John Halpin, a man who for the past 21 years has been the supervisor of a gang of carpenters in the New York City schools system, looks likely to lose his job after municipal apparatchiks tracked his movements via a city-issued mobile phone enabled with a GPS application and found that he had often been leaving work early.
In what is being seen as a very important and precedent-setting case, an administrative trial judge, Tynia Richard, has recommended that Mr. Halpin be dismissed from his post for leaving his work early and without permission on 83 specimen occasions between March 2 and Aug. 9, 2006.
John Halpin's hours of work are 08h00 to 15h30 – not exactly onerous – and city officials brought forward evidence to show that he was often logged by his GPS phone as being at his home co-ordinates at times varying between 13h40 and 14h40.
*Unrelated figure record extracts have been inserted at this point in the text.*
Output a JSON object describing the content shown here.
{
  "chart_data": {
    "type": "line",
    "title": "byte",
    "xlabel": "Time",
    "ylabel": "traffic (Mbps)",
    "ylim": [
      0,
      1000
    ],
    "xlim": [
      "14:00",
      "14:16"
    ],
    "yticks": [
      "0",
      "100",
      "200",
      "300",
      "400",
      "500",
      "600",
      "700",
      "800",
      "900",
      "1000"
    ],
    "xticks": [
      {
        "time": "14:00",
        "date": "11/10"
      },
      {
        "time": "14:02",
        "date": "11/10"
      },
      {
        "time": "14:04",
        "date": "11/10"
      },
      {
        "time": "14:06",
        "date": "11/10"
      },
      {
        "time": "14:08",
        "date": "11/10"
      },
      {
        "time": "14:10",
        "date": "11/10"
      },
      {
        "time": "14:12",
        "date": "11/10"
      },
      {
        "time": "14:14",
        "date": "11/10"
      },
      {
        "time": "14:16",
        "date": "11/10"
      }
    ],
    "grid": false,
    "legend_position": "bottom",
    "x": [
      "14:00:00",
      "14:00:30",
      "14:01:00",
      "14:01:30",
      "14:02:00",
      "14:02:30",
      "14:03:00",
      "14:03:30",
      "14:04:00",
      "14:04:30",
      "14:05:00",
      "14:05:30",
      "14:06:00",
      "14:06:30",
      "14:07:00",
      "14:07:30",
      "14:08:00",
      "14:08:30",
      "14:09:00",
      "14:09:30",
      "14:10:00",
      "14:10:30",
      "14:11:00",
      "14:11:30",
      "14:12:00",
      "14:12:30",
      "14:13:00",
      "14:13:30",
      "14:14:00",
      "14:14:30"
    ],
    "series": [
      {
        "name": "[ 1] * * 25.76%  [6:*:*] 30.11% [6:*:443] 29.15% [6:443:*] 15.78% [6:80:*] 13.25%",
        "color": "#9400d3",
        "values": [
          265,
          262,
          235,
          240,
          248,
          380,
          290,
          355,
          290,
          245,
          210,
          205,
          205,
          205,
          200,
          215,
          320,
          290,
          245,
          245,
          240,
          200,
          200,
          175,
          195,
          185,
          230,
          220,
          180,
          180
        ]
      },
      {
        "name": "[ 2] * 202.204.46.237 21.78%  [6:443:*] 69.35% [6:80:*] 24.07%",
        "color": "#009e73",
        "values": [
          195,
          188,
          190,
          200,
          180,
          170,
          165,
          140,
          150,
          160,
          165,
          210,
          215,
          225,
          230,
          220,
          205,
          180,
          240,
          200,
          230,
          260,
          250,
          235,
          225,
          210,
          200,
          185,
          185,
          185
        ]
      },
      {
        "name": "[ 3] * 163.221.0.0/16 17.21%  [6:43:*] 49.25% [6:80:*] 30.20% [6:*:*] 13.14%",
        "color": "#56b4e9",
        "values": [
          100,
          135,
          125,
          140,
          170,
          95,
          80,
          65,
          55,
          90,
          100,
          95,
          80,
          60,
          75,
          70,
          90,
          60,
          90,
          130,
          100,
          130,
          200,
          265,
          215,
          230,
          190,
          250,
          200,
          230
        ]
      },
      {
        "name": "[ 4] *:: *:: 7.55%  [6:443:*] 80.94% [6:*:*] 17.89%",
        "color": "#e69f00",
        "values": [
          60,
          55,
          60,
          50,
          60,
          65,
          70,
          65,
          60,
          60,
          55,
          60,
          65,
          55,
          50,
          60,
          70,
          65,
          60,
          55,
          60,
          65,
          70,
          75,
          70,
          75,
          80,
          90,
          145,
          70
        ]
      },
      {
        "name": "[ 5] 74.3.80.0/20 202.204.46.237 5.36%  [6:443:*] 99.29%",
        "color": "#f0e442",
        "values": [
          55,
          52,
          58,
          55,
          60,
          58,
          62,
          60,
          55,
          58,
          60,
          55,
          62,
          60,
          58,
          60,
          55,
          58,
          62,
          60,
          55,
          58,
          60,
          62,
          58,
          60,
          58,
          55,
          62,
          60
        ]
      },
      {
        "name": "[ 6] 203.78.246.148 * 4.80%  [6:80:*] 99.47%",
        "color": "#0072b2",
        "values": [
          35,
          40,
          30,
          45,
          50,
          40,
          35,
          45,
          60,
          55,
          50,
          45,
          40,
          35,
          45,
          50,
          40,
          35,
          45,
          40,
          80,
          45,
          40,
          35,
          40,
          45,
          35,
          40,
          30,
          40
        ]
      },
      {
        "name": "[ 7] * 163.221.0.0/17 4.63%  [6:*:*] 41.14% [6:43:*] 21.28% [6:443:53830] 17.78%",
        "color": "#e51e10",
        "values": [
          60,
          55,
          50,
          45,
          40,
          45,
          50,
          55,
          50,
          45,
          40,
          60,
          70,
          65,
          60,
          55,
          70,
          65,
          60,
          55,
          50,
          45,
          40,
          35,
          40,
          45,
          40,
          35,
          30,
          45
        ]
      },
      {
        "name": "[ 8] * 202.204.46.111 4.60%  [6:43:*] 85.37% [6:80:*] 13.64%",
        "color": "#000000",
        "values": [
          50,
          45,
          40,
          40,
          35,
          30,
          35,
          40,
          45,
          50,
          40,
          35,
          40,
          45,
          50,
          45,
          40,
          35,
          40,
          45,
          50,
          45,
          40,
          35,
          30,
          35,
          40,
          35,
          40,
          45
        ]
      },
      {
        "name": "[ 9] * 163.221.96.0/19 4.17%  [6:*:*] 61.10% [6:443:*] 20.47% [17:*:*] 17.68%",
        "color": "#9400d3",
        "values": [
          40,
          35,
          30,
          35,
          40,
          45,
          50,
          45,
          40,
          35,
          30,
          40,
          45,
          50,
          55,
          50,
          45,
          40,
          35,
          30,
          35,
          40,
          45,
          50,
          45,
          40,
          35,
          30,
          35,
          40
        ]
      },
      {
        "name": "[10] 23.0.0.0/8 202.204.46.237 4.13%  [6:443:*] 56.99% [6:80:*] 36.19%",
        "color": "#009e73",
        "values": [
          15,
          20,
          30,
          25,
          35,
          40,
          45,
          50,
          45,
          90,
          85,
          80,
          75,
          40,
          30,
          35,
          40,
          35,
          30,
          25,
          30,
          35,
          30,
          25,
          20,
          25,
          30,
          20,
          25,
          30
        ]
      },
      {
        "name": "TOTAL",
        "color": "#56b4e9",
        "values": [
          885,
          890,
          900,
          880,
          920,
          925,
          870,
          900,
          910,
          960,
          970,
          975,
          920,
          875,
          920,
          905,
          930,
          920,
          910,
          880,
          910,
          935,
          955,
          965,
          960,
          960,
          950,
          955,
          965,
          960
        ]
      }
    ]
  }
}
The case is causing a furore because the data allegedly showing that he was not at work when he should have been was taken from his mobile phone. Mr. Halpin accepted the offer of a municipally-provided free handset in 2005 but many of his co-workers, suspicious of a rare gratis gift from a notoriously parsimonious and controlling authority, declined the offer.
The case has prompted a renewed debate on privacy rights of US citizens and the emergence of what some believe to be an out-of-control surveillance society in the years following the September 11 terrorist attacks.
Civil liberties organisations and lawyers are making much of the fact that when Mr.